Gli Stati Uniti bombardano la Siria, nella zona orientale, al confine con l’Iraq, prendendo di mira infrastrutture delle milizie appoggiate dall’Iran. Il Pentagono spiega che il raid, ordinato da Joe Biden e sferrato dopo aver consultato gli alleati, è in risposta all’attacco missilistico in Iraq dello scorso 15 febbraio nel quale ha perso la vita un contractor civile mentre militari statunitensi e di altre forze della coalizione sono rimasti feriti.
È la prima operazione militare dell’amministrazione Biden, a 37 giorni dal suo insediamento. «I raid hanno distrutto diverse strutture al confine, utilizzate da una serie di milizie filo iraniane», precisa il portavoce del Pentagono John Kirby. «Invia un messaggio inequivocabile: il presidente Biden agirà per proteggere il personale della coalizione americana.
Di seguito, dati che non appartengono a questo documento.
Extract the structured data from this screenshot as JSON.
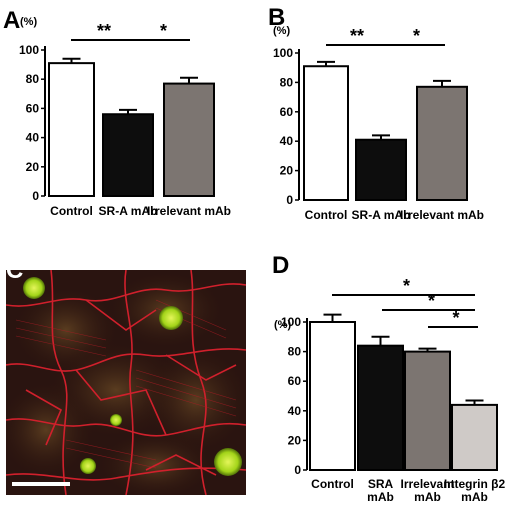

Allo stesso tempo - rimarca Kirby - abbiamo agito in modo deliberato puntando a calmare la situazione sia nella Siria orientale e sia in Iraq». Secondo l’Osservatorio siriano per i diritti umani, sono 17 i combattenti filo iraniani morti nel raid americano.
Washington aveva condannato l’attacco dello scorso 15 febbraio contro la base statunitense nella regione del Kurdistan iracheno, ma senza accusare nessuno e affidandosi all’Iraq per l’inchiesta. «Aspettiamo che l’indagine venga completata - dichiarò Kirby - e allora avremo più dire, e lo faremo». Lo scorso 15 febbraio i missili erano stati lanciati da un’area a sud di Erbil, vicino al confine con la provincia di Kirkuk. L’attacco è stato rivendicato da un gruppo sciita che si fa chiamare Awliyaa al-Dam, o Guardiani del Sangue.
L’Iran nega di avere legami con queste milizie. Poi la scorsa settimana un missile è stato lanciato nella Zona Verde di Baghdad, che ospita le ambasciate, compresa quella americana. Non ci sono state vittime. La Casa Bianca non ha accusato alcun gruppo specifico ma ha fatto sapere di ritenere l’Iran responsabile delle azioni dei suoi 'delegati'. Molti di questi attacchi, «sono stati portati avanti con armi prodotte o fornite dall’Iran», le ha fatto eco il portavoce del dipartimento di Stato, Ned Price. Teheran sta facendo pressioni su Washington affinché ritorni nell’intesa sul nucleare iraniano del 2015. Biden ha aperto al negoziato. La strada appare in salita.